Oleh : Layli Hawa
Dewan Perwakilan Rakyat (DPR), Senin (5/10/2020),
telah mengetok palu tanda disahkannya Omnibus Law RUU Cipta Kerja menjadi undang-undang.
Pengesahan tersebut dilakukan dalam Rapat Paripurna ke-7 masa persidangan I 2020-2021 di Kompleks Parlemen, Senayan, Jakarta.
Pengesahan RUU Cipta Kerja ini bersamaan dengan penutupan masa sidang pertama yang dipercepat dari yang direncanakan, pada 8 Oktober 2020 menjadi 5 Oktober 2020.

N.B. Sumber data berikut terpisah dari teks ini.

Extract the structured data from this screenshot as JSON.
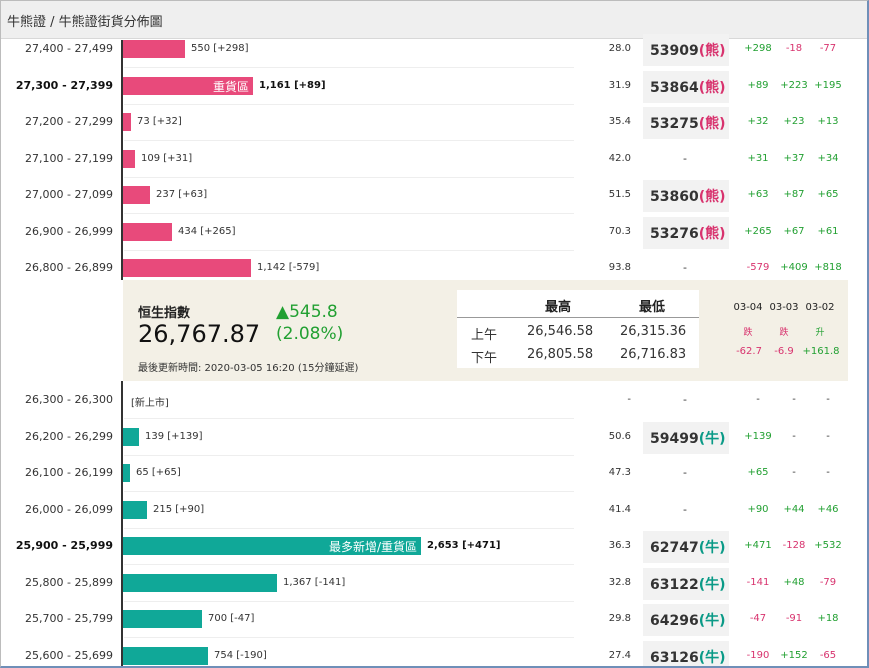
{
  "page": {
    "title": "牛熊證 / 牛熊證街貨分佈圖"
  },
  "colors": {
    "bear": "#e84a7b",
    "bull": "#10a898",
    "up": "#22a032",
    "down": "#d8336e"
  },
  "bear_rows": [
    {
      "range": "27,400 - 27,499",
      "bar_value": 550,
      "label": "550 [+298]",
      "pct": "28.0",
      "code": "53909",
      "kind": "(熊)",
      "c1": "+298",
      "c2": "-18",
      "c3": "-77"
    },
    {
      "range": "27,300 - 27,399",
      "bar_value": 1161,
      "inbar": "重貨區",
      "label": "1,161 [+89]",
      "pct": "31.9",
      "code": "53864",
      "kind": "(熊)",
      "c1": "+89",
      "c2": "+223",
      "c3": "+195"
    },
    {
      "range": "27,200 - 27,299",
      "bar_value": 73,
      "label": "73 [+32]",
      "pct": "35.4",
      "code": "53275",
      "kind": "(熊)",
      "c1": "+32",
      "c2": "+23",
      "c3": "+13"
    },
    {
      "range": "27,100 - 27,199",
      "bar_value": 109,
      "label": "109 [+31]",
      "pct": "42.0",
      "code": "",
      "kind": "",
      "c1": "+31",
      "c2": "+37",
      "c3": "+34"
    },
    {
      "range": "27,000 - 27,099",
      "bar_value": 237,
      "label": "237 [+63]",
      "pct": "51.5",
      "code": "53860",
      "kind": "(熊)",
      "c1": "+63",
      "c2": "+87",
      "c3": "+65"
    },
    {
      "range": "26,900 - 26,999",
      "bar_value": 434,
      "label": "434 [+265]",
      "pct": "70.3",
      "code": "53276",
      "kind": "(熊)",
      "c1": "+265",
      "c2": "+67",
      "c3": "+61"
    },
    {
      "range": "26,800 - 26,899",
      "bar_value": 1142,
      "label": "1,142 [-579]",
      "pct": "93.8",
      "code": "",
      "kind": "",
      "c1": "-579",
      "c2": "+409",
      "c3": "+818"
    }
  ],
  "index": {
    "name": "恒生指數",
    "value": "26,767.87",
    "change": "▲545.8",
    "change_pct": "(2.08%)",
    "updated": "最後更新時間: 2020-03-05 16:20 (15分鐘延遲)",
    "high_label": "最高",
    "low_label": "最低",
    "am_label": "上午",
    "pm_label": "下午",
    "am_high": "26,546.58",
    "am_low": "26,315.36",
    "pm_high": "26,805.58",
    "pm_low": "26,716.83",
    "dates": [
      "03-04",
      "03-03",
      "03-02"
    ],
    "directions": [
      "跌",
      "跌",
      "升"
    ],
    "date_changes": [
      "-62.7",
      "-6.9",
      "+161.8"
    ]
  },
  "bull_rows": [
    {
      "range": "26,300 - 26,300",
      "bar_value": 0,
      "label": "[新上市]",
      "pct": "-",
      "code": "",
      "kind": "",
      "c1": "-",
      "c2": "-",
      "c3": "-"
    },
    {
      "range": "26,200 - 26,299",
      "bar_value": 139,
      "label": "139 [+139]",
      "pct": "50.6",
      "code": "59499",
      "kind": "(牛)",
      "c1": "+139",
      "c2": "-",
      "c3": "-"
    },
    {
      "range": "26,100 - 26,199",
      "bar_value": 65,
      "label": "65 [+65]",
      "pct": "47.3",
      "code": "",
      "kind": "",
      "c1": "+65",
      "c2": "-",
      "c3": "-"
    },
    {
      "range": "26,000 - 26,099",
      "bar_value": 215,
      "label": "215 [+90]",
      "pct": "41.4",
      "code": "",
      "kind": "",
      "c1": "+90",
      "c2": "+44",
      "c3": "+46"
    },
    {
      "range": "25,900 - 25,999",
      "bar_value": 2653,
      "inbar": "最多新增/重貨區",
      "label": "2,653 [+471]",
      "pct": "36.3",
      "code": "62747",
      "kind": "(牛)",
      "c1": "+471",
      "c2": "-128",
      "c3": "+532"
    },
    {
      "range": "25,800 - 25,899",
      "bar_value": 1367,
      "label": "1,367 [-141]",
      "pct": "32.8",
      "code": "63122",
      "kind": "(牛)",
      "c1": "-141",
      "c2": "+48",
      "c3": "-79"
    },
    {
      "range": "25,700 - 25,799",
      "bar_value": 700,
      "label": "700 [-47]",
      "pct": "29.8",
      "code": "64296",
      "kind": "(牛)",
      "c1": "-47",
      "c2": "-91",
      "c3": "+18"
    },
    {
      "range": "25,600 - 25,699",
      "bar_value": 754,
      "label": "754 [-190]",
      "pct": "27.4",
      "code": "63126",
      "kind": "(牛)",
      "c1": "-190",
      "c2": "+152",
      "c3": "-65"
    }
  ]
}
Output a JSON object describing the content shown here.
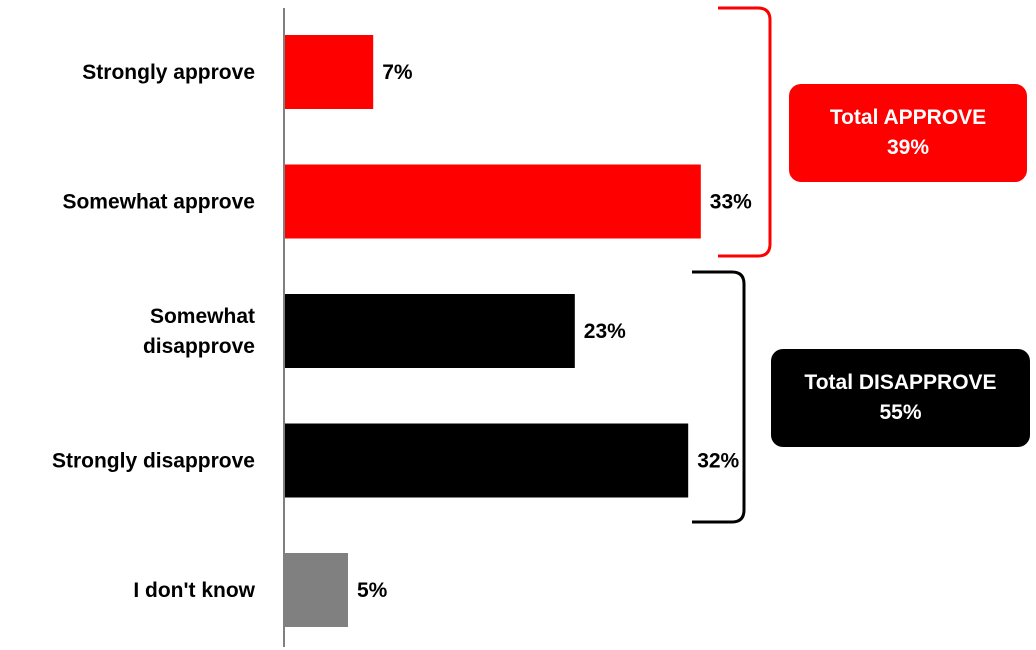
{
  "chart_data": {
    "type": "bar",
    "orientation": "horizontal",
    "categories": [
      [
        "Strongly approve"
      ],
      [
        "Somewhat approve"
      ],
      [
        "Somewhat",
        "disapprove"
      ],
      [
        "Strongly disapprove"
      ],
      [
        "I don't know"
      ]
    ],
    "values": [
      7,
      33,
      23,
      32,
      5
    ],
    "value_labels": [
      "7%",
      "33%",
      "23%",
      "32%",
      "5%"
    ],
    "bar_colors": [
      "#ff0000",
      "#ff0000",
      "#000000",
      "#000000",
      "#808080"
    ],
    "xlim": [
      0,
      33
    ],
    "grid": false,
    "groups": [
      {
        "label": "Total APPROVE",
        "value": "39%",
        "members": [
          0,
          1
        ],
        "color": "#ff0000"
      },
      {
        "label": "Total DISAPPROVE",
        "value": "55%",
        "members": [
          2,
          3
        ],
        "color": "#000000"
      }
    ]
  }
}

Disisi lain pengesahan tersebut mendapat penolakan keras dari berbagai elemen masyarakat. Tidak terkecuali kelompok buruh yang melakukan aksi “Mogok Nasional” selama tiga hari pada tanggal 6-8 Oktober yang akan diikuti buruh-buruh lintas sektor, seperti industi kimia, energi, dan pertambangan di Jabodetabek serta kota-kota lain di Jawa Barat, Jawa Timur, dan Yogyakarta.
Mereka mengatakan langkah itu diambil untuk mendesak pemerintah dan DPR menggagalkan undang-undang, yang menurut mereka “disahkan secara tidak transparan”.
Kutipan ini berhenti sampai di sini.